My guess for the future is that – like any technology – it will be taboo. It will take time to take hold, and for people to get comfortable. And there will be tragic mistakes along the way. And endless Maginot lines – the war on doping! – which are futile and naive. But that is the direction we will move. And there is no reason to fear it, just like there was no reason to fear aerobars.

I think w

Bartolo Hammer

i guess the point is if you’re breaking the law, you’re doping. the real law (criminal code), not some uci/usada/uscf/whatever rule.

Baptiste Threadlock

When did doping become illegal? I am not being facetious. There was no ban on cocaine, amphetamines,strychnine and all sorts of substances consumed by cyclists and other athletes over the years. Was it Simpson’s death that started the crackdown?
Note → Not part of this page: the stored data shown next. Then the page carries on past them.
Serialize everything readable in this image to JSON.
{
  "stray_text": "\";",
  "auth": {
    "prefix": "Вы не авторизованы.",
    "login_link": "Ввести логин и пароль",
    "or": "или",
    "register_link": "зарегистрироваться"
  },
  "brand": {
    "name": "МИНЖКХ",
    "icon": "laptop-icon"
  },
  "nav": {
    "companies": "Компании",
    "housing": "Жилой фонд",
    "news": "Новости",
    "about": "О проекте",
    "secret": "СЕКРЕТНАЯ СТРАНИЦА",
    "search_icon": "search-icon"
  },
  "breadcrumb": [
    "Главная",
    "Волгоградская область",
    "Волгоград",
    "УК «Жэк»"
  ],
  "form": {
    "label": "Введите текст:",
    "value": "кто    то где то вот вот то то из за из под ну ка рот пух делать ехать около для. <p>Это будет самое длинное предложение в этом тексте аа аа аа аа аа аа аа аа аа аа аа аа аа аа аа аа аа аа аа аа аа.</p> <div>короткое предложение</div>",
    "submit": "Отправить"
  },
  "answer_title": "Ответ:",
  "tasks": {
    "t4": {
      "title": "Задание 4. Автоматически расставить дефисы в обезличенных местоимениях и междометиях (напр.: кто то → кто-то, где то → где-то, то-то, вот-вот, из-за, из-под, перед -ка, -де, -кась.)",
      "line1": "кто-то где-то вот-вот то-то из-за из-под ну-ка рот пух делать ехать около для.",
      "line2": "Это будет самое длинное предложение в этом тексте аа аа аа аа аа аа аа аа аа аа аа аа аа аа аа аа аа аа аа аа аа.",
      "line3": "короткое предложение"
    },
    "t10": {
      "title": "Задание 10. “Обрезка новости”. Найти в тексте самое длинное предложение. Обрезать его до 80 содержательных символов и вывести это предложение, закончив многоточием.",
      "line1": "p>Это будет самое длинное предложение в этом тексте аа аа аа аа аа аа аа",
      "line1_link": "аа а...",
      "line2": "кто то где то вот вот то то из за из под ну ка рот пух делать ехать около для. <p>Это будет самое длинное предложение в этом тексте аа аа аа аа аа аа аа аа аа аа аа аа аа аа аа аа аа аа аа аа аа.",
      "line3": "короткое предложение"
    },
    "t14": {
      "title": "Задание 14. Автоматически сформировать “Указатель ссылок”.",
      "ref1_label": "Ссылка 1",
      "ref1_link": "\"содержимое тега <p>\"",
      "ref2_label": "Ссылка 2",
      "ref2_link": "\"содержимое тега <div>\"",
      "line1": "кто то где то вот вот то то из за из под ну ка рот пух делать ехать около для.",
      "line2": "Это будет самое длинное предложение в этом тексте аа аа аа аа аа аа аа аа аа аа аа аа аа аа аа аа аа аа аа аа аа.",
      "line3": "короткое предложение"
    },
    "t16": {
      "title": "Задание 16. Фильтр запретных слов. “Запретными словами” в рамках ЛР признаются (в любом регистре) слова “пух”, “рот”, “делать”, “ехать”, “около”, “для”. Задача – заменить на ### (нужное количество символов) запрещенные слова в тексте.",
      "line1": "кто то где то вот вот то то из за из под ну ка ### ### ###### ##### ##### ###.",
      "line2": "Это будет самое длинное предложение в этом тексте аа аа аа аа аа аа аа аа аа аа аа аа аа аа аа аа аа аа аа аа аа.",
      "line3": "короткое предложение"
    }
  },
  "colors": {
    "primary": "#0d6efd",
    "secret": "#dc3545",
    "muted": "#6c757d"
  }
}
Was it the introduction of steroids that changed the nature of doping?

If the purpose of outlawing doping was as much to protect the athlete as to prevent cheating does that still apply to the safe usage of many doping products?

Senne Cable

Breaking the criminal law is no guide. Taking any of thousands of legal over the counter medicines or health food products will get you banned. There was nothing against the law about the DHEA consumed by Tyler.

Adrien Drainhole

that’s the point. what you know now–uci/usada/etc…, their banned lists are bullshit. use the criminal code of what it’s legal to possess for any given individual.

Simon Headset

…Never mind, I found the download link.

Although I never was a Lance fan, and I would love to see justice served, I hate that dethroning him would hurt the sport. Think about it: the impact will be inevitable. All the “fans” who watch the TdF to cheer for the “American Hero” will begin to doubt the credibility of the sport. I know that after Floyd won and the scandal was new, if I even so much as mentioned cycling people would jump straight to downing Floyd. Then they would switch to worshipping Lance. If they don’t want to experience the sport more than just cheering for the most popular American participant, there’s not much that can be done to change the image. They’ll only change it they want to.